Heading down the hill towards the estuary stage, you cannot miss the village green where en-route you can soak up the a unique festival feel. Visit the quirky local shops and cafes, get your shoes shinned, buy a new hat or relax in a deckchair in front of the Central Piazza sipping champagne (or a can of cider) and enjoy insights from Irvine Wells, Ricky Tomlinson, and John Cooper Clark, or catch the firm local favourites Brythoniad Male Voice Choir. At the bottom of the hill the Estuary stage is surrounded by epic scenery and as the name suggested sits alongside the Estuary. There's even an open air swimming pool where you can take a dip or just lay on a sun lounger and listen to bands and beats from DJ's such as the 2 Bears or house legend Andrew Weatherall.
Then of course the main stage which is surrounded by all your usual festival favourites, a real ale tent, a giant teepee named the rum rooms presenting a whole host of late night fun including Craig Charles, a giant dance tent and a fine selection of food stalls. With the main stage absolute highlight being Noel Gallaghers High Flying birds, with Noel being on top form and seemingly excited to be there closing the festival...or maybe excited to be joined by the Mod-father himself Paul Weller. Between the two of them they closed the festival in true style.
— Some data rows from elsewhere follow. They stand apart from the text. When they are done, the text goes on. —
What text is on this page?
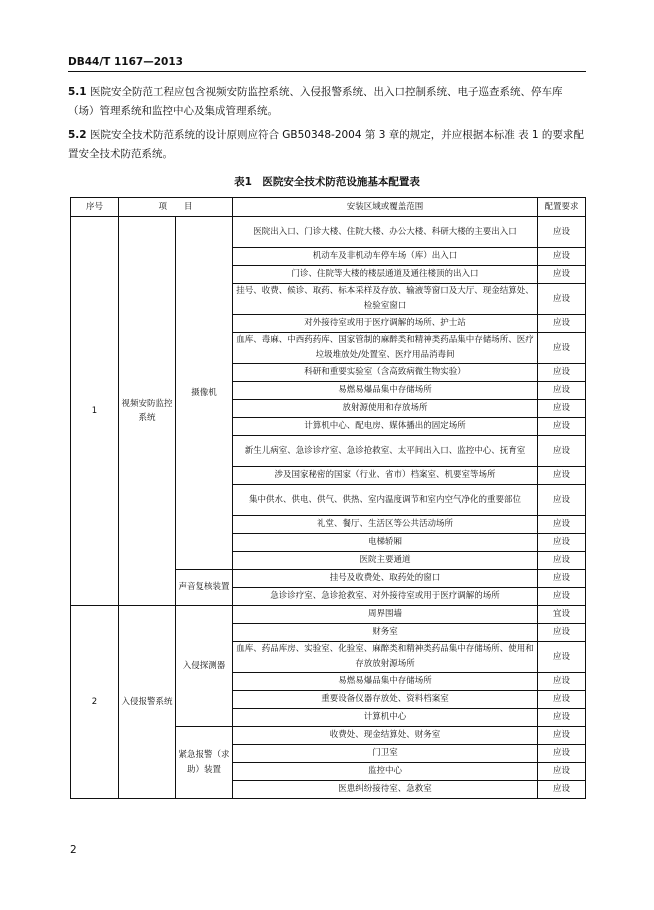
DB44/T 1167—2013
5.1 医院安全防范工程应包含视频安防监控系统、入侵报警系统、出入口控制系统、电子巡查系统、停车库（场）管理系统和监控中心及集成管理系统。
5.2 医院安全技术防范系统的设计原则应符合 GB50348-2004 第 3 章的规定，并应根据本标准 表 1 的要求配置安全技术防范系统。
表1　医院安全技术防范设施基本配置表
序号	项　　目		安装区域或覆盖范围	配置要求
1	视频安防监控系统	摄像机	医院出入口、门诊大楼、住院大楼、办公大楼、科研大楼的主要出入口	应设
			机动车及非机动车停车场（库）出入口	应设
			门诊、住院等大楼的楼层通道及通往楼顶的出入口	应设
			挂号、收费、候诊、取药、标本采样及存放、输液等窗口及大厅、现金结算处、检验室窗口	应设
			对外接待室或用于医疗调解的场所、护士站	应设
			血库、毒麻、中西药药库、国家管制的麻醉类和精神类药品集中存储场所、医疗垃圾堆放处/处置室、医疗用品消毒间	应设
			科研和重要实验室（含高致病微生物实验）	应设
			易燃易爆品集中存储场所	应设
			放射源使用和存放场所	应设
			计算机中心、配电房、媒体播出的固定场所	应设
			新生儿病室、急诊诊疗室、急诊抢救室、太平间出入口、监控中心、抚育室	应设
			涉及国家秘密的国家（行业、省市）档案室、机要室等场所	应设
			集中供水、供电、供气、供热、室内温度调节和室内空气净化的重要部位	应设
			礼堂、餐厅、生活区等公共活动场所	应设
			电梯轿厢	应设
			医院主要通道	应设
		声音复核装置	挂号及收费处、取药处的窗口	应设
			急诊诊疗室、急诊抢救室、对外接待室或用于医疗调解的场所	应设
2	入侵报警系统	入侵探测器	周界围墙	宜设
			财务室	应设
			血库、药品库房、实验室、化验室、麻醉类和精神类药品集中存储场所、使用和存放放射源场所	应设
			易燃易爆品集中存储场所	应设
			重要设备仪器存放处、资料档案室	应设
			计算机中心	应设
		紧急报警（求助）装置	收费处、现金结算处、财务室	应设
			门卫室	应设
			监控中心	应设
			医患纠纷接待室、急救室	应设
2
It really is a festival within a festival, with a feel like no other, there's even a pub to take shelter in if it all gets too much. It's fair to say at time this weekend for a few people it did get too much with a storm and a lot of rain which made the campsite and certain areas some what treacherous and of course I think most people heard about the flooded field/car park. It would be easy to let this put you off but we have faith that the organisers of such a great festival will take heed and ensure that next year they are better prepared for extreme weather and the parking and campsite remain more accessible. To end in the words of Noel (and Oasis)....Don't Look Back in Anger! Look back and remember the adventure, or look forward and give it a go.